Does guaifenesin help? It is thought to thin mucus to help clear the airways. It does not stop the cough. Studies vary in effectiveness and are typically done in adults, but it may be helpful in children over 4 years of age. Do not use combination cough medicines though, for all the reasons above.

In 2007 honey was shown to be a more effective treatment than dextromethorphan or no treatment. Another study in 2012 showed benefit with 2 tsp of honey 30 minutes before bedtime. A side effect of honey? Cavities... Be sure to brush teeth after the honey!

What side effects and other problems are there from over the counter cough medicines?

As stated above, the dosages for children were extrapolated from studies in adults. Children metabolize differently, so the appropriate dosage is not known for children. Taking too much cold medicine can produce dangerous side effects, including shallow breathing and death.

Many cough medicines have more than one active ingredient. This can increase the risk of overdosing. It also contributes to excess medicines given for problems that are not present. For instance if there is a pain reliever plus cough suppressant, your child gets both medicines even if he only has pain or a cough. Always choose medicines with one active ingredient.

Accidentally giving a child a too much medicine can be easy to do. Parents might use two different brands of medicine at the same time, not realizing they contain the same ingredients. Or they can measure incorrectly with a spoon or due to a darkened room. Or one parent forgets to say when the medicine was given and the other parent gives another dose too soon. 

And then there's non-accidental overdose. There is significant abuse potential: One in 20 teens has used over the counter cough medicines to get high. Another great reason to keep them out of the house!

Side effects of cough medicines include:
  • Nausea and vomiting
  • Stomach pain
  • Confusion
  • Dizziness
  • Double or blurred vision
  • Slurred speech
  • Shallow breathing
  • Impaired physical coordination
  • Rapid heart beat
  • Drowsiness
  • Numbness of fingers and toes
  • Disorientation
  • Death, especially in children under 2 years of age and those with too high of a dose



What about prescription cough suppressants? 
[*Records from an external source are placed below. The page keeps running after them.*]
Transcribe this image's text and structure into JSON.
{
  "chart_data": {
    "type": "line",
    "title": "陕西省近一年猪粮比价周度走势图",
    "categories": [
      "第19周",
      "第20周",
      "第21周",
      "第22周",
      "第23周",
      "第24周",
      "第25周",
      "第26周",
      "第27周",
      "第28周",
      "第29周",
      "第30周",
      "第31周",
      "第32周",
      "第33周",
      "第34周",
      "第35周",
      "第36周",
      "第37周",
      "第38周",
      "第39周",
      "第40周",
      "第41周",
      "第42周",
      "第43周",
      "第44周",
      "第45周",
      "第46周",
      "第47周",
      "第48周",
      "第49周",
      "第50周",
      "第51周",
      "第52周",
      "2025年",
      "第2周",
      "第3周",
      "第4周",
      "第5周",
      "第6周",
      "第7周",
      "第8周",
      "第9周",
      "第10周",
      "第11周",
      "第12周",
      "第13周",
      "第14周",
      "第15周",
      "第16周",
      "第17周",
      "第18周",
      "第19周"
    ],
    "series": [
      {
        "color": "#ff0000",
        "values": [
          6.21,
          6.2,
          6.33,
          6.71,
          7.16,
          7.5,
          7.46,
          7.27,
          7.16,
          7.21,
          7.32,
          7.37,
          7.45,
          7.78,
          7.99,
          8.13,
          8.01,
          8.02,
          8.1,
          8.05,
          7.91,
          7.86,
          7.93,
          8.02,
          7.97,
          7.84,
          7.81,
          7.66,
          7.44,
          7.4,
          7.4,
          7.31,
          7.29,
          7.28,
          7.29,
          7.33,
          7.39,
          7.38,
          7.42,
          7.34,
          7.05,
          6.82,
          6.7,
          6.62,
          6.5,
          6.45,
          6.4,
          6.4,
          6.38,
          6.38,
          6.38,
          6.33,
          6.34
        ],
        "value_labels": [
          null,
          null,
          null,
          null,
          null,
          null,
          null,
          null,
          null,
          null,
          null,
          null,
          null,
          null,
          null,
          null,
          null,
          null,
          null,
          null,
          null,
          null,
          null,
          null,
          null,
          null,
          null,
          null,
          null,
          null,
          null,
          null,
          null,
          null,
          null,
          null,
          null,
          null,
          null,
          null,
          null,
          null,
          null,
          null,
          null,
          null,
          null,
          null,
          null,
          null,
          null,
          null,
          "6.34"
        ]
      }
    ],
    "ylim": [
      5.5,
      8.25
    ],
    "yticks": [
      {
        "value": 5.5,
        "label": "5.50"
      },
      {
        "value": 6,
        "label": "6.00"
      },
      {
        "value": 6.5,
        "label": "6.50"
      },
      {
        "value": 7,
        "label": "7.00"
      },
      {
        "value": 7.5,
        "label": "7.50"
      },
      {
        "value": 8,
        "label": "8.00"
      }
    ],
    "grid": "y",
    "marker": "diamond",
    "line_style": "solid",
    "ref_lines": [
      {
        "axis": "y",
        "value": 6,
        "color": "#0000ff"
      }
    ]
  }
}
In 1993 a study comparing dextromethorphan or codeine to placebo showed that neither was better than the placebo. Codeine belongs to a class of medications called opiate analgesics and to a class of medications called antitussives. When codeine is used to reduce coughing, it works by decreasing the activity in the part of the brain that causes coughing. It can make breathing too shallow in children. Codeine has several serious side effects which could be life threatening in children. Combination products with codeine and promethazine (AKA phenergan with codeine) should never be used in children under 16 years. In my opinion, why use it in older children and adults, since it hasn't been shown to work?

How about antibiotics for the cough?

Antibiotics may be used to treat bacterial causes of cough (such as some pneumonia or sinusitis illnesses) but antibiotics have no effect on viruses, which cause most coughs. If your child has a cold, antibiotics won't help.